The 7 most expensive courses in the world by green fees

Most expensive course

There are a number of reasons that a club might choose to charge steep green fees from a desire to keep your course exclusive to wanting to preserve the state of the course.

These seven courses charge a premium, and as far as we can tell are the most expensive courses to play according to green fees.

7. Kingsbarns Golf Links

Green Fees: Up to $478/round in peak season (from May to November)

Kingsbarns Golf Links situated 7 miles from St Andrews along 1.8 miles of picturesque North Sea coastline, where each hole embraces the sea, is the priciest round in the United Kingdom.

Kingsbarns co-hosts the annual DP World Tour’s Alfred Dunhill Links Championship (3 – 6 October 2024) with the Old Course at St Andrews and Carnoustie Golf Links. In 2017, Kingsbarns hosted The Ricoh Women’s British Open.

6. Pinehurst Course Number 2

Green Fees: Up to $495/round in peak season

Part of the impressive Pinehurst resort, No.2 is the toughest and most expensive offering at the venue.

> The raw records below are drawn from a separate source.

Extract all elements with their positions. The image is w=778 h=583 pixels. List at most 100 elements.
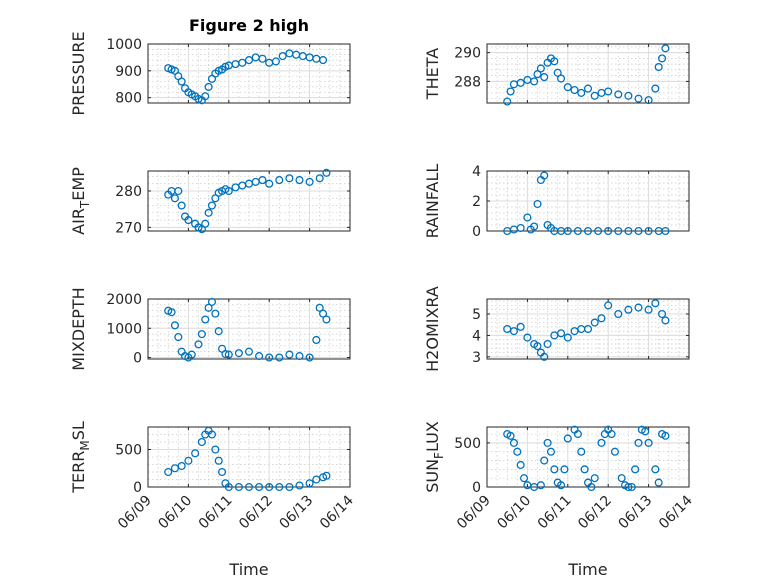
- data-point: [207, 430, 217, 439]
- data-point: [275, 176, 284, 185]
- data-point: [533, 342, 542, 351]
- data-point: [194, 340, 203, 349]
- data-point: [654, 478, 663, 487]
- data-point: [557, 329, 566, 338]
- y-tick-label: 500: [454, 436, 481, 452]
- y-tick-label: 280: [115, 184, 142, 200]
- data-point: [540, 352, 549, 361]
- data-point: [506, 431, 515, 440]
- data-point: [187, 350, 196, 359]
- data-point: [506, 87, 515, 96]
- data-point: [285, 350, 294, 359]
- data-point: [295, 176, 304, 185]
- data-point: [624, 482, 633, 492]
- data-point: [201, 315, 210, 324]
- data-point: [197, 330, 206, 339]
- data-point: [275, 482, 284, 492]
- data-point: [214, 456, 223, 465]
- data-point: [319, 309, 328, 318]
- data-point: [533, 70, 542, 79]
- data-point: [285, 482, 294, 492]
- data-point: [661, 44, 670, 53]
- subplot-pressure: 800 900 1000 PRESSURE: [69, 31, 351, 116]
- data-point: [238, 58, 247, 67]
- x-axis-label: Time: [228, 560, 268, 579]
- y-tick-label: 288: [454, 74, 481, 90]
- data-point: [170, 194, 179, 203]
- data-point: [312, 335, 321, 345]
- data-point: [295, 481, 304, 490]
- data-point: [322, 315, 331, 324]
- data-point: [604, 301, 613, 310]
- data-point: [587, 482, 596, 492]
- data-point: [553, 68, 562, 77]
- data-point: [244, 347, 254, 356]
- data-point: [536, 481, 545, 490]
- data-point: [207, 297, 217, 306]
- data-point: [177, 461, 186, 471]
- data-point: [207, 201, 217, 210]
- data-point: [563, 434, 572, 443]
- y-tick-label: 0: [133, 480, 142, 496]
- data-point: [174, 186, 183, 196]
- data-point: [644, 305, 653, 314]
- axes-frame: [147, 298, 351, 360]
- data-point: [658, 309, 667, 319]
- data-point: [177, 201, 186, 210]
- axes-frame: [486, 298, 690, 360]
- data-point: [201, 92, 210, 101]
- data-point: [543, 438, 552, 447]
- data-point: [516, 78, 525, 87]
- data-point: [607, 430, 616, 439]
- data-point: [191, 449, 200, 458]
- data-point: [265, 179, 274, 188]
- data-point: [563, 83, 572, 92]
- data-point: [319, 56, 328, 65]
- data-point: [184, 456, 193, 465]
- x-axis-label: Time: [567, 560, 607, 579]
- data-point: [583, 84, 593, 93]
- data-point: [573, 226, 582, 236]
- x-tick-label: 06/11: [196, 493, 236, 533]
- data-point: [634, 94, 643, 103]
- x-tick-label: 06/09: [454, 493, 494, 533]
- y-tick-label: 1000: [106, 37, 142, 53]
- data-point: [624, 91, 633, 100]
- subplot-terr-msl: 0 500 06/09 06/10 06/11 06/12 06/13 06/14 Time TE…: [69, 421, 357, 579]
- subplot-mixdepth: 0 1000 2000 MIXDEPTH: [69, 287, 351, 371]
- y-axis-label: SUNFLUX: [423, 421, 446, 493]
- data-point: [519, 474, 529, 483]
- data-point: [583, 324, 593, 334]
- data-point: [597, 438, 606, 447]
- figure-title: Figure 2 high: [189, 16, 309, 35]
- x-tick-label: 06/14: [317, 492, 357, 532]
- data-point: [305, 177, 314, 186]
- data-point: [540, 456, 549, 465]
- data-point: [661, 316, 670, 325]
- data-point: [234, 349, 243, 358]
- data-point: [651, 465, 660, 474]
- data-point: [546, 447, 556, 456]
- data-point: [570, 85, 579, 95]
- data-point: [509, 327, 518, 336]
- axes-frame: [147, 426, 351, 488]
- axes-background: [486, 298, 690, 360]
- data-point: [644, 226, 653, 236]
- y-axis-label: AIRTEMP: [69, 167, 92, 235]
- y-tick-label: 500: [115, 443, 142, 459]
- y-tick-label: 900: [115, 64, 142, 80]
- data-point: [265, 353, 274, 362]
- data-point: [211, 445, 220, 454]
- data-point: [634, 438, 643, 447]
- x-tick-label: 06/09: [115, 493, 155, 533]
- x-tick-label: 06/13: [616, 493, 656, 533]
- data-point: [221, 349, 230, 359]
- data-point: [530, 77, 539, 86]
- data-point: [604, 226, 613, 236]
- data-point: [516, 460, 525, 469]
- subplot-sun-flux: 0 500 06/09 06/10 06/11 06/12 06/13 06/14 Time SU…: [423, 421, 696, 579]
- data-point: [224, 186, 233, 196]
- data-point: [583, 226, 593, 236]
- data-point: [614, 226, 623, 236]
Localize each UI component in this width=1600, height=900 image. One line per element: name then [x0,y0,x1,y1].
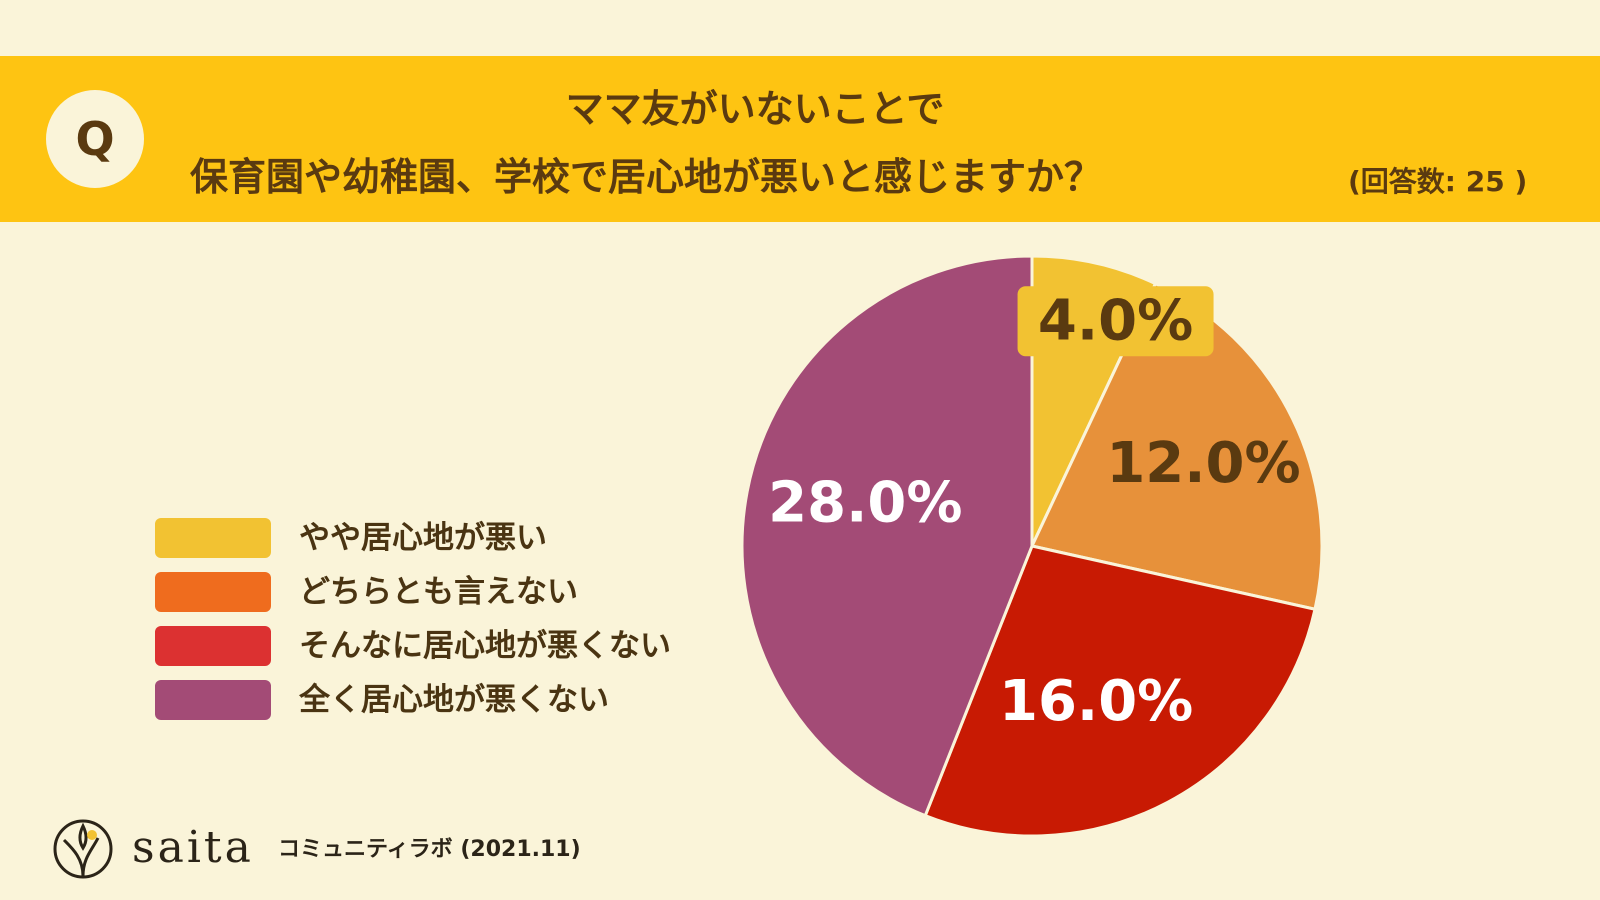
chart-title-line2: 保育園や幼稚園、学校で居心地が悪いと感じますか？ [190,155,1103,199]
legend-label-1: やや居心地が悪い [299,520,547,556]
legend-label-2: どちらとも言えない [299,574,578,610]
title-banner [0,56,1600,222]
legend-item-1: やや居心地が悪い [155,518,775,558]
respondent-count: (回答数: 25 ) [1348,165,1528,198]
question-badge: Q [46,90,144,188]
legend-item-4: 全く居心地が悪くない [155,680,775,720]
pie-label-box-1 [1017,286,1214,357]
chart-title-line1: ママ友がいないことで [565,87,945,131]
pie-label-3: 16.0% [999,669,1193,734]
pie-label-2: 12.0% [1106,431,1300,496]
legend-swatch-4 [155,680,271,720]
legend-item-2: どちらとも言えない [155,572,775,612]
pie-slice-3 [923,544,1317,838]
brand-subtitle: コミュニティラボ (2021.11) [278,837,581,862]
legend-swatch-1 [155,518,271,558]
pie-label-4: 28.0% [768,470,962,535]
saita-logo-icon [53,819,113,879]
legend-item-3: そんなに居心地が悪くない [155,626,775,666]
legend-label-4: 全く居心地が悪くない [299,682,609,718]
legend-swatch-2 [155,572,271,612]
legend-label-3: そんなに居心地が悪くない [299,628,671,664]
brand-name: saita [132,822,254,873]
pie-slice-4 [740,254,1034,818]
pie-label-1: 4.0% [1038,288,1193,353]
legend-swatch-3 [155,626,271,666]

Donald Ross’s masterpiece, No.2 at Pinehurst has served as the site of more single golf championships than any other course in America. It has also hosted back-to-back U.S. Open and U.S. Women’s Open Championships in 2014. The US Open championship returns in 2024, 2029, 2035, 2041 and 2047.

5. Whistling Straits – Straits Course

Green Fees: Approximately $555/round

In 1998, the course opened for play, and even designer Pete Dye labelled building Whistling Straits a “once in a lifetime thing”. It took a few million dollars and an enormous effort to build the dramatic Straits course, which is sculpted for two miles alongside the Lake Michigan shoreline.

There was consensus in the field after the 2004 PGA Championship that the Straits course is one of the greatest golf courses in the world. In 2010, the PGA Championship made a comeback to Whistling Straits, where Martin Kaymer of Germany emerged victorious in a play-off match against Bubba Watson. This was Kaymer’s first Major victory, and he was just the second German major champion after Bernhard Langer.

4. TPC Sawgrass Players Stadium Course

Green Fees: Up to $600/round in peak season

From the initial idea by former PGA TOUR Commissioner Deane Beman, THE PLAYERS Stadium Course at TPC Sawgrass was built in 1980 to be the permanent home of THE PLAYERS Championship. It is recognised as the first true Stadium Course, and it was designed to improve the overall on-site fan experience.

Renowned golf course architect Pete Dye, worked alongside Commissioner Deane Beman to create a course design that favored no particular style of play, resulting in a truly balanced layout. The signature island green on the par-3, 17th hole is one of the most recognized in golf and the course is consistently named among the best in the world.

3. Pebble Beach Golf Club

Green Fees: Up to $620/round in peak season

Since 1919, Pebble Beach Golf Links’ exquisite beauty and unique challenges have electrified golfers and spectators alike. Designed by Jack Neville and Douglas Grant, the course hugs California’s rugged coastline, providing wide-open vistas, cliff-side fairways and sloping greens.

Pebble Beach hosted its sixth US Open in 2019, more than any other course over the last 50 years. Eight future championships will be hosted including: a first US Women’s Open in 2023 plus three additional Women’s Opens in 2035, 2040 and 2048, and four future US Opens in 2027, 2032, 2037 and 2044. Every February, the PGA TOUR visits for the AT&T Pebble Beach Pro-Am, a tradition that began in 1947.

2. Wynn Golf Club

Green Fees: Approximately $650/round

Wynn Golf Club’s recent green fees increase sees them now rank as the second-most expensive round of golf in the world. On the plus side, if you haven’t brought your weapons, the club offers Callaway loaner clubs at no additional cost. Wynn Golf Club is a 6,722-yard, par-70 championship-length course built to accommodate and challenge all skill-level golfers.

Over 400,000 cubic yards of earth were moved to create the dramatic elevation changes once considered unimaginable on the Las Vegas Strip. Over 8,000 trees span the landscape, including 1,200 that remain from this property’s Desert Inn Golf Club legacy. Many trees are more than 70 years old and over 60 feet tall.

1. Shadow Creek Golf Course

Green Fees: Up to $1000/round in peak season

Designed by Tom Fazio, this 18-hole championship course is characterized by its creeks, towering waterfalls and lush gardens framed by commanding mountains.

Fazio said that the $47 million budget was necessary to perform what he now calls “total site manipulation,” creating an environment at Shadow Creek where none existed, by carving rolling hills and canyons from the flat desert floor north of Las Vegas and pumping in plenty of water.